161. Les amours inassouvies se dissoudront dans l’eau

Les réunions supposées secrètes, mais auxquelles qui voulait pouvait y participer, faisaient jaser dans le coin.

Nul besoin de s’inscrire, l’information se diffusait de bouche à oreille, un jour, sans préférence particulière. Personne ne se chargeait de son organisation. La rumeur bruissait que ce jour-là une assemblée se tenait.

Des hommes et des femmes de tout âge se retrouvaient sous un arbre – remarquable en tout point qu’il soit chêne, hêtre pourpre, ginkgo biloba, marronnier, séquoia, orme, etc. Ils ne choisissaient jamais le même.

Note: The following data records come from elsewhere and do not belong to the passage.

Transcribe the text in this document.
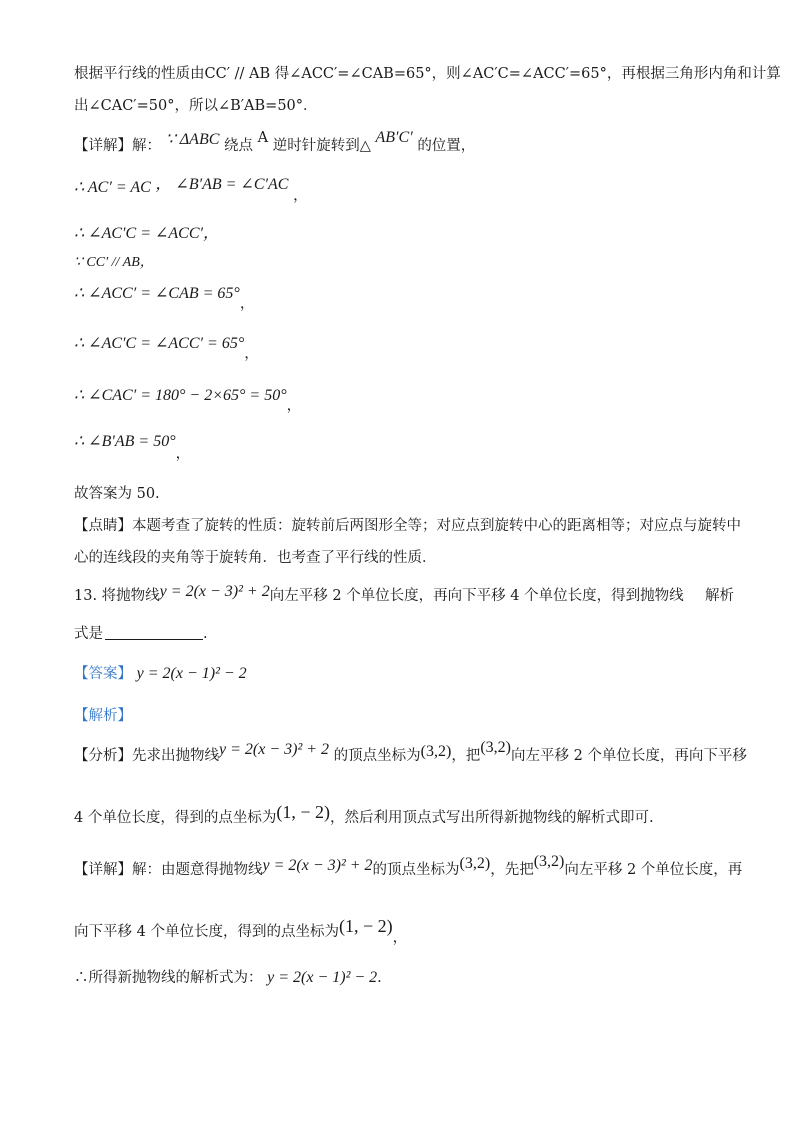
根据平行线的性质由CC′ // AB 得∠ACC′=∠CAB=65°，则∠AC′C=∠ACC′=65°，再根据三角形内角和计算
出∠CAC′=50°，所以∠B′AB=50°．
【详解】解： ∵ ΔABC 绕点 A 逆时针旋转到△ AB′C′ 的位置，
∴ AC′ = AC ， ∠B′AB = ∠C′AC ，
∴ ∠AC′C = ∠ACC′，
∵ CC′ // AB，
∴ ∠ACC′ = ∠CAB = 65°，
∴ ∠AC′C = ∠ACC′ = 65°，
∴ ∠CAC′ = 180° − 2×65° = 50°，
∴ ∠B′AB = 50°，
故答案为 50.
【点睛】本题考查了旋转的性质：旋转前后两图形全等；对应点到旋转中心的距离相等；对应点与旋转中
心的连线段的夹角等于旋转角．也考查了平行线的性质．
13. 将抛物线y = 2(x − 3)² + 2向左平移 2 个单位长度，再向下平移 4 个单位长度，得到抛物线 解析
式是	.
【答案】 y = 2(x − 1)² − 2
【解析】
【分析】先求出抛物线y = 2(x − 3)² + 2 的顶点坐标为(3,2)，把(3,2)向左平移 2 个单位长度，再向下平移
4 个单位长度，得到的点坐标为(1, − 2)，然后利用顶点式写出所得新抛物线的解析式即可.
【详解】解：由题意得抛物线y = 2(x − 3)² + 2的顶点坐标为(3,2)，先把(3,2)向左平移 2 个单位长度，再
向下平移 4 个单位长度，得到的点坐标为(1, − 2)，
∴所得新抛物线的解析式为： y = 2(x − 1)² − 2.
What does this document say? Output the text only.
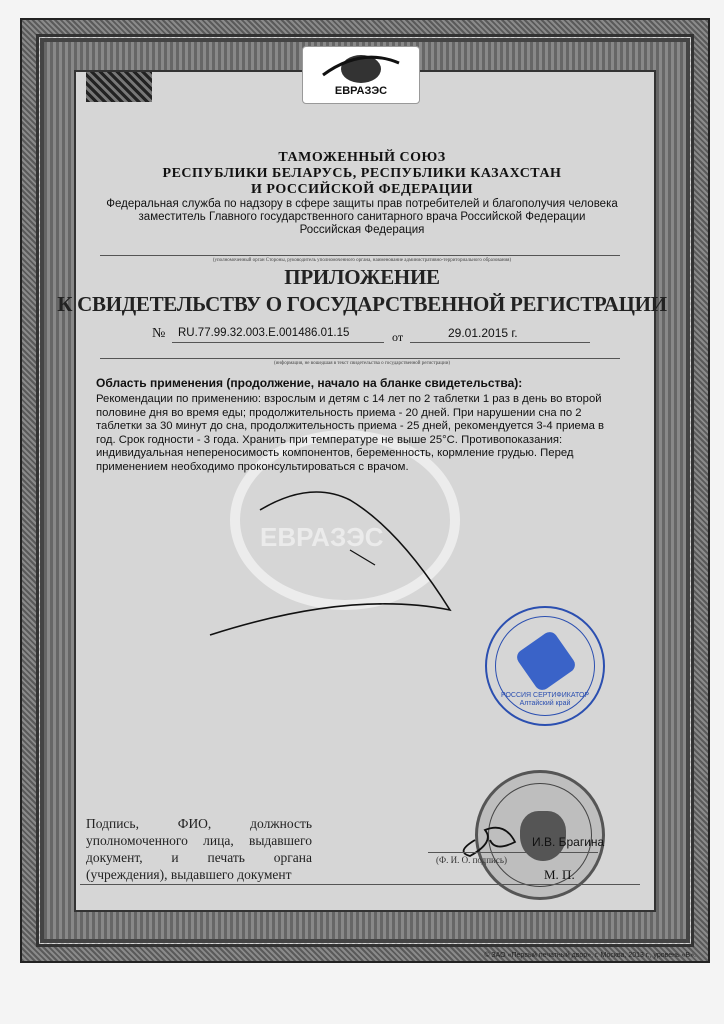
ЕВРАЗЭС
ЕВРАЗЭС
ТАМОЖЕННЫЙ СОЮЗ
РЕСПУБЛИКИ БЕЛАРУСЬ, РЕСПУБЛИКИ КАЗАХСТАН
И РОССИЙСКОЙ ФЕДЕРАЦИИ
Федеральная служба по надзору в сфере защиты прав потребителей и благополучия человека
заместитель Главного государственного санитарного врача Российской Федерации
Российская Федерация
(уполномоченный орган Стороны, руководитель уполномоченного органа, наименование административно-территориального образования)
ПРИЛОЖЕНИЕ
К СВИДЕТЕЛЬСТВУ О ГОСУДАРСТВЕННОЙ РЕГИСТРАЦИИ
№ RU.77.99.32.003.E.001486.01.15	от	29.01.2015 г.
(информация, не вошедшая в текст свидетельства о государственной регистрации)
Область применения (продолжение, начало на бланке свидетельства):
Рекомендации по применению: взрослым и детям с 14 лет по 2 таблетки 1 раз в день во второй половине дня во время еды; продолжительность приема - 20 дней. При нарушении сна по 2 таблетки за 30 минут до сна, продолжительность приема - 25 дней, рекомендуется 3-4 приема в год. Срок годности - 3 года. Хранить при температуре не выше 25°С. Противопоказания: индивидуальная непереносимость компонентов, беременность, кормление грудью. Перед применением необходимо проконсультироваться с врачом.
РОССИЯ СЕРТИФИКАТОР Алтайский край
Подпись, ФИО, должность уполномоченного лица, выдавшего документ, и печать органа (учреждения), выдавшего документ
И.В. Брагина
(Ф. И. О. подпись)
М. П.
© ЗАО «Первый печатный двор», г. Москва, 2013 г., уровень «В».
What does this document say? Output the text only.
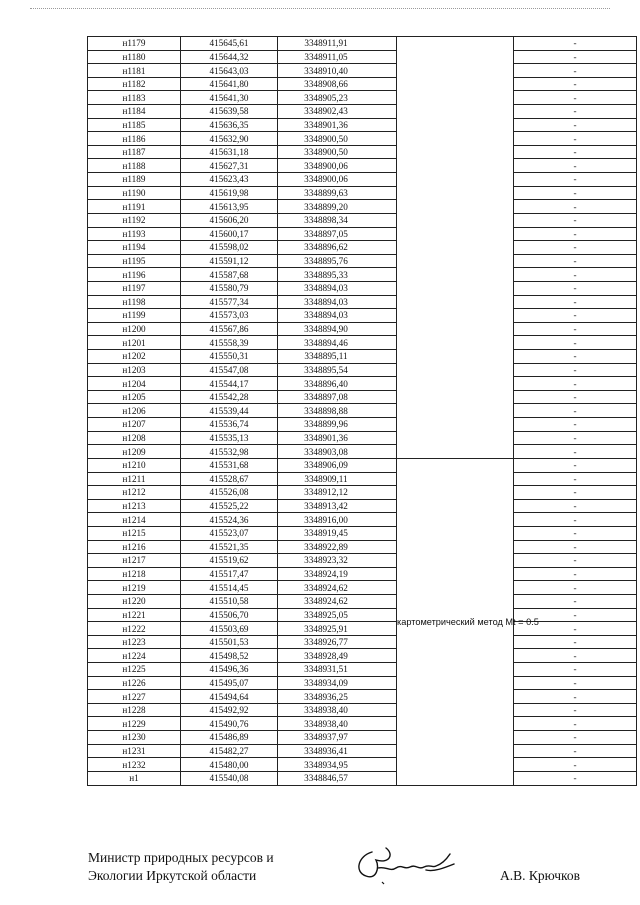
н1179	415645,61	3348911,91		-
н1180	415644,32	3348911,05		-
н1181	415643,03	3348910,40		-
н1182	415641,80	3348908,66		-
н1183	415641,30	3348905,23		-
н1184	415639,58	3348902,43		-
н1185	415636,35	3348901,36		-
н1186	415632,90	3348900,50		-
н1187	415631,18	3348900,50		-
н1188	415627,31	3348900,06		-
н1189	415623,43	3348900,06		-
н1190	415619,98	3348899,63		-
н1191	415613,95	3348899,20		-
н1192	415606,20	3348898,34		-
н1193	415600,17	3348897,05		-
н1194	415598,02	3348896,62		-
н1195	415591,12	3348895,76		-
н1196	415587,68	3348895,33		-
н1197	415580,79	3348894,03		-
н1198	415577,34	3348894,03		-
н1199	415573,03	3348894,03		-
н1200	415567,86	3348894,90		-
н1201	415558,39	3348894,46		-
н1202	415550,31	3348895,11		-
н1203	415547,08	3348895,54		-
н1204	415544,17	3348896,40		-
н1205	415542,28	3348897,08		-
н1206	415539,44	3348898,88		-
н1207	415536,74	3348899,96		-
н1208	415535,13	3348901,36		-
н1209	415532,98	3348903,08		-
н1210	415531,68	3348906,09	картометрический метод Mt = 0.5	-
н1211	415528,67	3348909,11		-
н1212	415526,08	3348912,12		-
н1213	415525,22	3348913,42		-
н1214	415524,36	3348916,00		-
н1215	415523,07	3348919,45		-
н1216	415521,35	3348922,89		-
н1217	415519,62	3348923,32		-
н1218	415517,47	3348924,19		-
н1219	415514,45	3348924,62		-
н1220	415510,58	3348924,62		-
н1221	415506,70	3348925,05		-
н1222	415503,69	3348925,91		-
н1223	415501,53	3348926,77		-
н1224	415498,52	3348928,49		-
н1225	415496,36	3348931,51		-
н1226	415495,07	3348934,09		-
н1227	415494,64	3348936,25		-
н1228	415492,92	3348938,40		-
н1229	415490,76	3348938,40		-
н1230	415486,89	3348937,97		-
н1231	415482,27	3348936,41		-
н1232	415480,00	3348934,95		-
н1	415540,08	3348846,57		-
Министр природных ресурсов и
Экологии Иркутской области	А.В. Крючков
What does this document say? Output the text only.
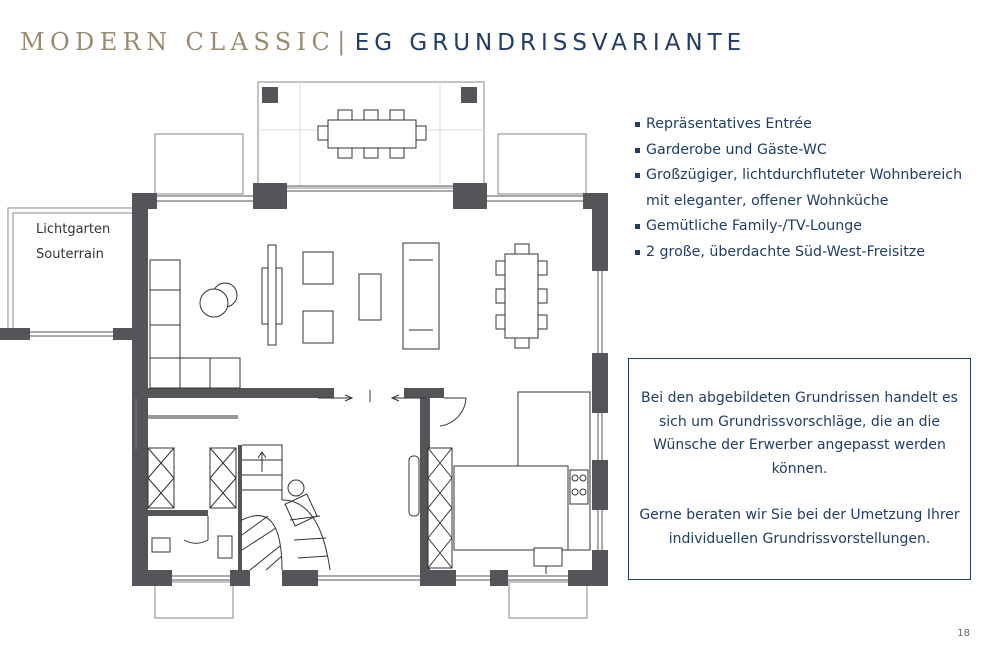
MODERN CLASSIC| EG GRUNDRISSVARIANTE
Lichtgarten
Souterrain
Repräsentatives Entrée
Garderobe und Gäste-WC
Großzügiger, lichtdurchfluteter Wohnbereich
mit eleganter, offener Wohnküche
Gemütliche Family-/TV-Lounge
2 große, überdachte Süd-West-Freisitze

Bei den abgebildeten Grundrissen handelt es sich um Grundrissvorschläge, die an die Wünsche der Erwerber angepasst werden können.

Gerne beraten wir Sie bei der Umetzung Ihrer individuellen Grundrissvorstellungen.

18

Chaque session attirait de nouveaux et de nouvelles recrues éphémères. Rares étaient celles et ceux qui revenaient deux fois.

Ils s’installaient en cercle, qui sur le sol, qui sur une chaise pliante, puis un ou une commençait à raconter une histoire d’amour débutante ou trébuchante ou hésitante ou interrompue ou jamais vécue ; puis une ou un autre prenait le relais pour narrer une histoire d’amour avortée ou atrophiée ou inversée ou imaginée ; pas une seule histoire ne ressemblait à une autre mais toutes et tous en connaissaient le parfum si dissemblable et si familier de la leur.

Il arrivait qu’un ou une préférât garder le silence. Avec patience les autres l’incitaient à mettre des mots maladroits ou sans importance ou déterminants sur une histoire qui n’avait pas pu se réaliser. Cela soulage, affirmaient-ils. Il suffit parfois d’un rien pour voir ou laisser s’échapper une histoire d’amour, un regard perdu dans la foule, un numéro jamais demandé, une pensée obsédante qui trouble le jugement, un manque de discernement, une distraction inattendue qui fait tourner la tête de l’autre côté, l’invraisemblable auquel on prête peu, voire pas, d’attention…  

Une fois les prises de paroles terminées, chacun sortait un linge propre et s’essuyait le visage avec de l’eau versée d’une bouteille qui passait de main en main.

L’absurdité de ce rituel les faisait se tordre de rire.

Et ce moment exact signait leur libération pour voguer vers des amours heureuses, histoire de changer d’air.